A pneumonectomy is a type of surgical procedure in which an entire lung is removed. Though the concept may seem scary, it is completely possible to live a fairly normal life with 1 lung — respiratory function becomes reduced and physical tasks will be more difficult, but otherwise-healthy post-pneumonectomy patients still have about 70 to 80% of their pre-surgical respiratory function. As an example, Pope Francis has led quite a successful life and he has been living with 1 lung since he suffered an infection as a teenager that caused him to have his lung removed.
By getting rid of the cancerous lung, the goal is to prevent the cancer from growing or spreading to other parts of the body. With a traditional pneumonectomy, the chest is cut open and the lung is removed. It is a very invasive procedure and recovery can be quite painful.
With a minimally invasive pneumonectomy, however, surgeons perform Video-Assisted Thoracic Surgery (VATS). Small incisions are made to provide access to the chest cavity without spreading a patient’s ribs, allowing the surgeon to easily see inside using a tiny camera. By leaving the ribs alone, most patients are able to experience a quicker recovery with less pain.
In a 2013 study called “Maximizing the benefit of minimally invasive surgery,” researchers noted that the benefits generally included “less postoperative pain, fewer operative and post-operative major complications, shortened hospital stay, faster recovery times, less scarring, less stress on the immune system, and smaller incision.”
In an online video, speaking on behalf of the Global Resource for Advancing Cancer Education (GRACE), thoracic surgeon, Dr. Eric Vallières, provides his perspective on who seems to benefit the most from minimally invasive surgery. And his answer is: the older population. Dr. Vallières said:
“…the advantages of that [minimally invasive surgery] are dominant in the older patients. The main reason is they don’t hurt as much, and because they don’t hurt as much, they don’t need as much pain medication, and as a result, they don’t run into the complications that some older folks will run into when they take narcotics – confusion, and everything else that comes in.

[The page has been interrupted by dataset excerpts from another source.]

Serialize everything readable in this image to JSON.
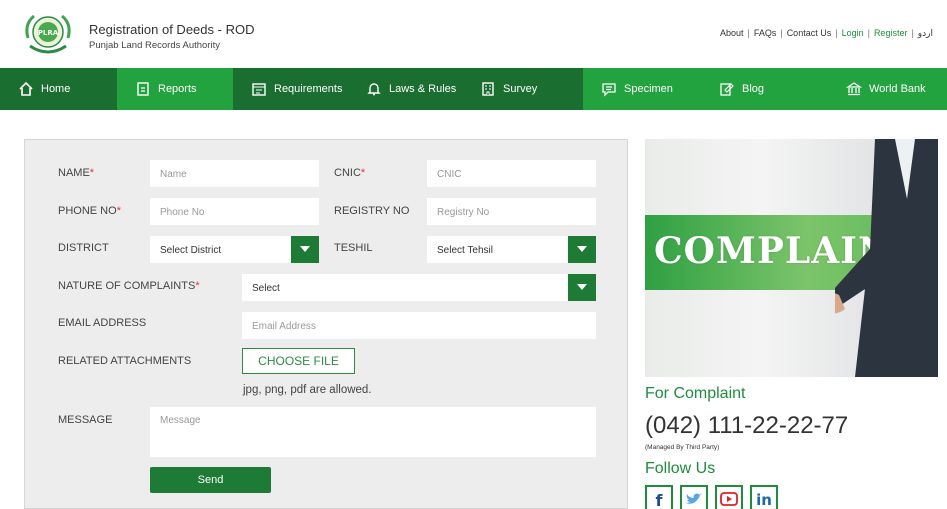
{
  "header": {
    "title": "Registration of Deeds - ROD",
    "subtitle": "Punjab Land Records Authority",
    "logo_text": "PLRA",
    "links": [
      {
        "label": "About"
      },
      {
        "label": "FAQs"
      },
      {
        "label": "Contact Us"
      },
      {
        "label": "Login"
      },
      {
        "label": "Register"
      },
      {
        "label": "اردو"
      }
    ]
  },
  "nav": {
    "items": [
      {
        "label": "Home",
        "icon": "home-icon"
      },
      {
        "label": "Reports",
        "icon": "reports-icon"
      },
      {
        "label": "Requirements",
        "icon": "requirements-icon"
      },
      {
        "label": "Laws & Rules",
        "icon": "bell-icon"
      },
      {
        "label": "Survey",
        "icon": "building-icon"
      },
      {
        "label": "Specimen",
        "icon": "message-icon"
      },
      {
        "label": "Blog",
        "icon": "edit-icon"
      },
      {
        "label": "World Bank",
        "icon": "bank-icon"
      }
    ]
  },
  "form": {
    "name_label": "NAME",
    "name_placeholder": "Name",
    "cnic_label": "CNIC",
    "cnic_placeholder": "CNIC",
    "phone_label": "PHONE NO",
    "phone_placeholder": "Phone No",
    "registry_label": "REGISTRY NO",
    "registry_placeholder": "Registry No",
    "district_label": "DISTRICT",
    "district_value": "Select District",
    "tehsil_label": "TESHIL",
    "tehsil_value": "Select Tehsil",
    "nature_label": "NATURE OF COMPLAINTS",
    "nature_value": "Select",
    "email_label": "EMAIL ADDRESS",
    "email_placeholder": "Email Address",
    "attachments_label": "RELATED ATTACHMENTS",
    "choose_file": "CHOOSE FILE",
    "file_hint": "jpg, png, pdf are allowed.",
    "message_label": "MESSAGE",
    "message_placeholder": "Message",
    "send_label": "Send",
    "required_mark": "*"
  },
  "sidebar": {
    "banner_text": "COMPLAINT",
    "for_complaint": "For Complaint",
    "phone": "(042) 111-22-22-77",
    "managed": "(Managed By Third Party)",
    "follow_us": "Follow Us",
    "social": [
      "facebook-icon",
      "twitter-icon",
      "youtube-icon",
      "linkedin-icon"
    ]
  },
  "colors": {
    "dark_green": "#1a6e30",
    "bright_green": "#22a33f",
    "accent_green": "#1f8d3c",
    "required_red": "#d9363e"
  }
}
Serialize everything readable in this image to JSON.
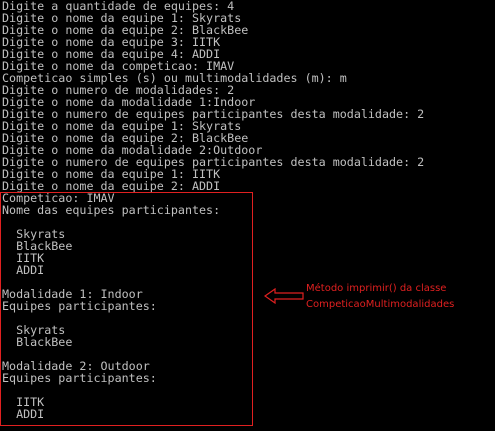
{
  "console": {
    "lines": [
      "Digite a quantidade de equipes: 4",
      "Digite o nome da equipe 1: Skyrats",
      "Digite o nome da equipe 2: BlackBee",
      "Digite o nome da equipe 3: IITK",
      "Digite o nome da equipe 4: ADDI",
      "Digite o nome da competicao: IMAV",
      "Competicao simples (s) ou multimodalidades (m): m",
      "Digite o numero de modalidades: 2",
      "Digite o nome da modalidade 1:Indoor",
      "Digite o numero de equipes participantes desta modalidade: 2",
      "Digite o nome da equipe 1: Skyrats",
      "Digite o nome da equipe 2: BlackBee",
      "Digite o nome da modalidade 2:Outdoor",
      "Digite o numero de equipes participantes desta modalidade: 2",
      "Digite o nome da equipe 1: IITK",
      "Digite o nome da equipe 2: ADDI",
      "Competicao: IMAV",
      "Nome das equipes participantes:",
      "",
      "  Skyrats",
      "  BlackBee",
      "  IITK",
      "  ADDI",
      "",
      "Modalidade 1: Indoor",
      "Equipes participantes:",
      "",
      "  Skyrats",
      "  BlackBee",
      "",
      "Modalidade 2: Outdoor",
      "Equipes participantes:",
      "",
      "  IITK",
      "  ADDI"
    ]
  },
  "annotation": {
    "line1": "Método imprimir() da classe",
    "line2": "CompeticaoMultimodalidades"
  },
  "colors": {
    "background": "#000000",
    "text": "#c0c0c0",
    "annotation": "#e02020"
  }
}
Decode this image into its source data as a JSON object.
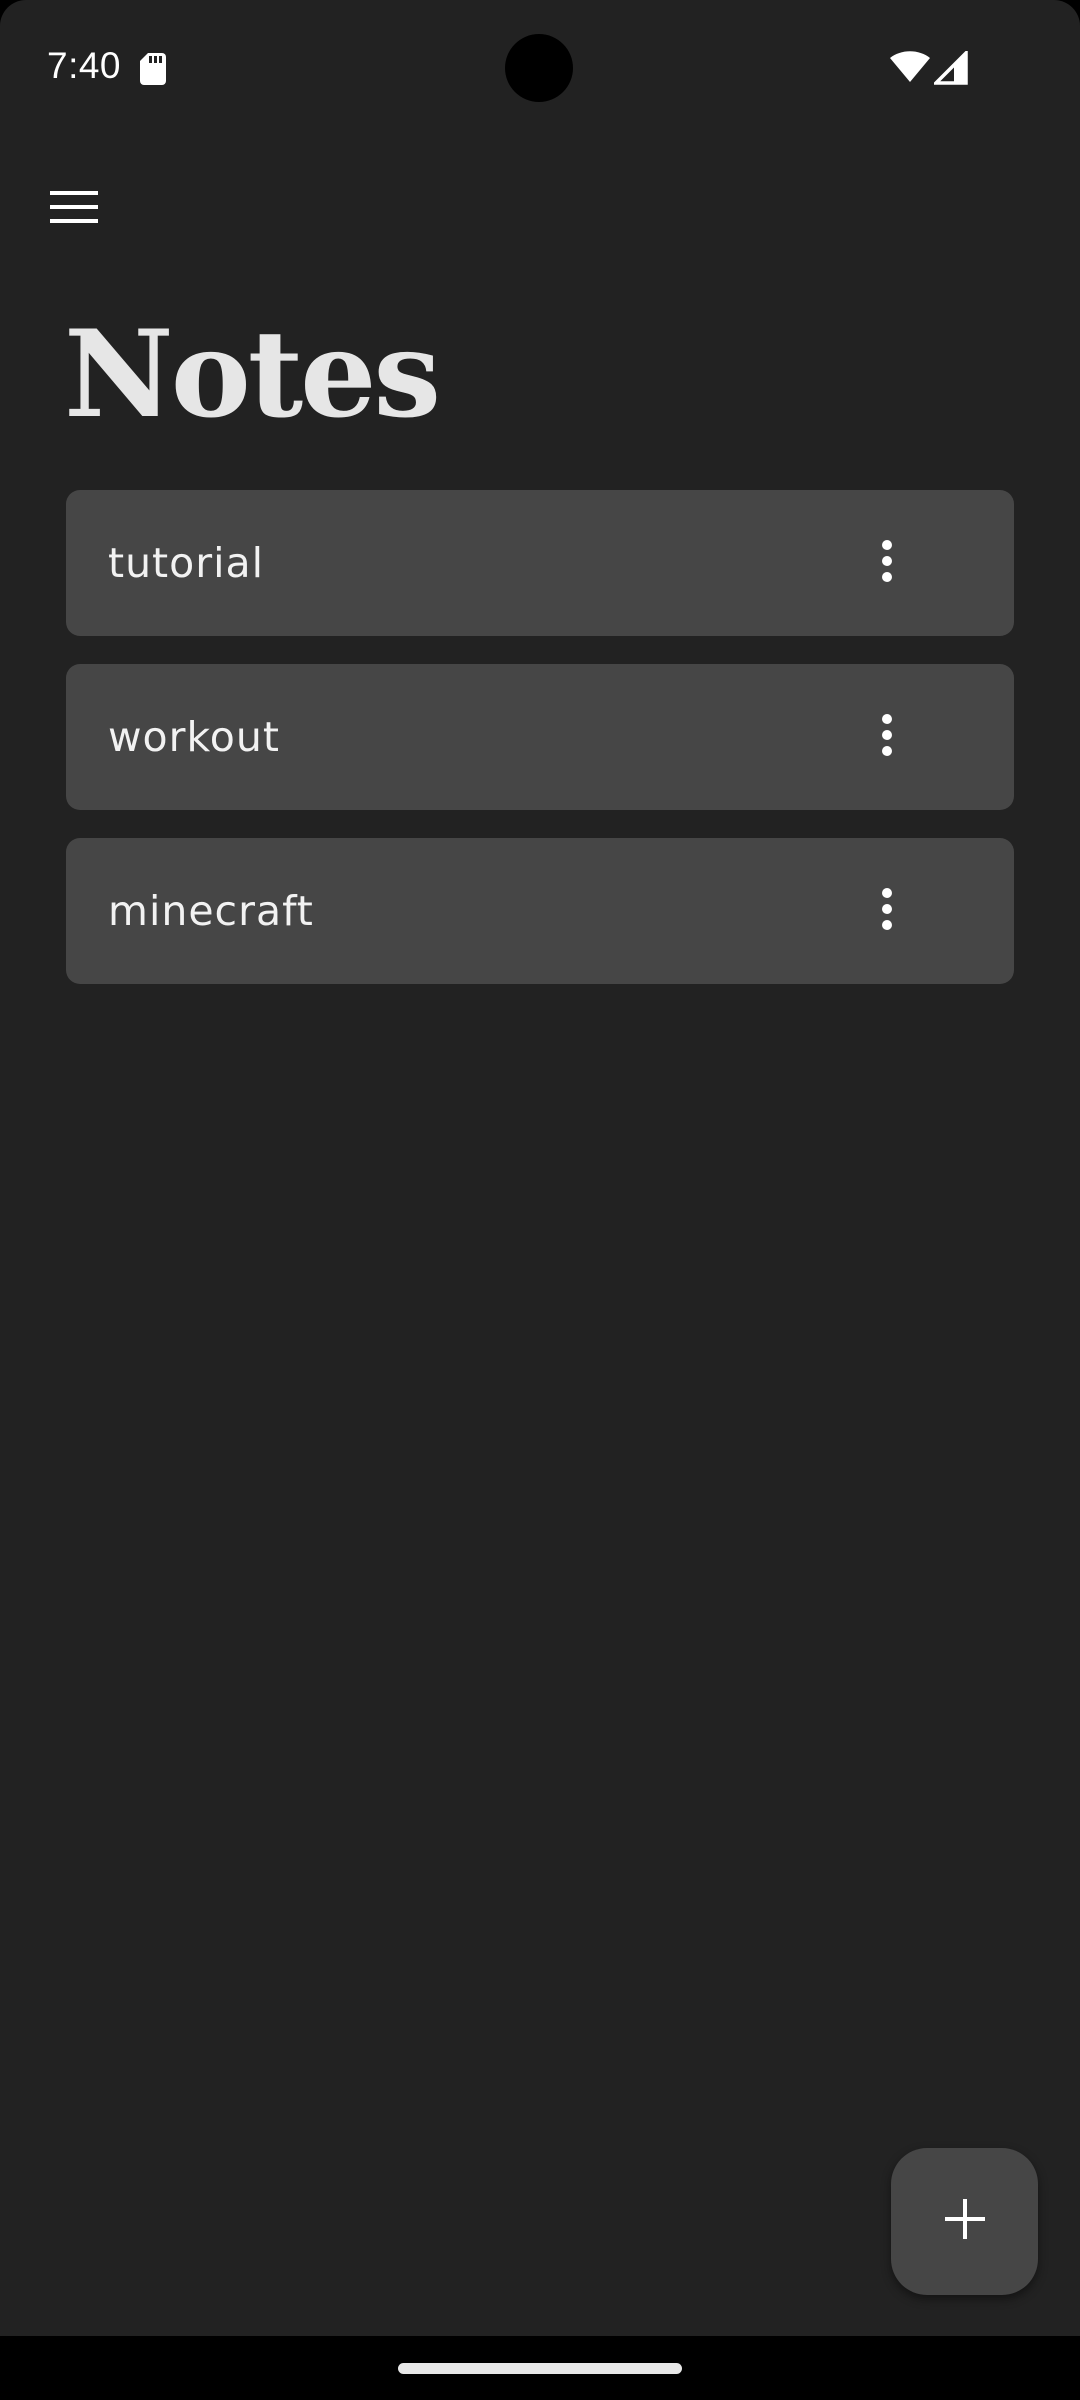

So, minimally invasive surgery — big asset for the older crowd, no doubt in my mind about that.”
Who May Qualify for a Pneumonectomy?
Surgery is generally considered to be an option for patients who have non-small cell lung cancer, which is also the most common type of lung cancer. About 85% of lung cancers are non-small cell lung cancers. A doctor may recommend a pneumonectomy if the tumor is in a central area of the lung and involves either the 2 lobes on the left, or the 3 lobes on the right. With mesothelioma patients, doctors may recommend a more aggressive extrapleural pneumonectomy, which not only removes a lung, but the affected chest lining, the diaphragm, and the heart lining as well.
What Are the Possible Disadvantages of a Minimally Invasive Pneumonectomy?
The main disadvantages of a minimally invasive pneumonectomy revolve around the fact that the procedure is still fairly new and there may be a bit of a learning curve for doctors. Additionally, because the procedure is not completely common yet, researchers are still learning what the actual disadvantages are surrounding the surgery. However, with the recent study of pneumonectomy procedures in mesothelioma patients, it is promising to know doctors may eventually have a better way to determine which individuals with lung cancer may benefit most from a pneumonectomy.
If you or someone you love was diagnosed with mesothelioma or another type of lung cancer, don’t be afraid to ask your doctor questions. As they outline your treatment options, consider inquiring about the minimally invasive pneumonectomy and find out whether it may be a good choice in your specific situation.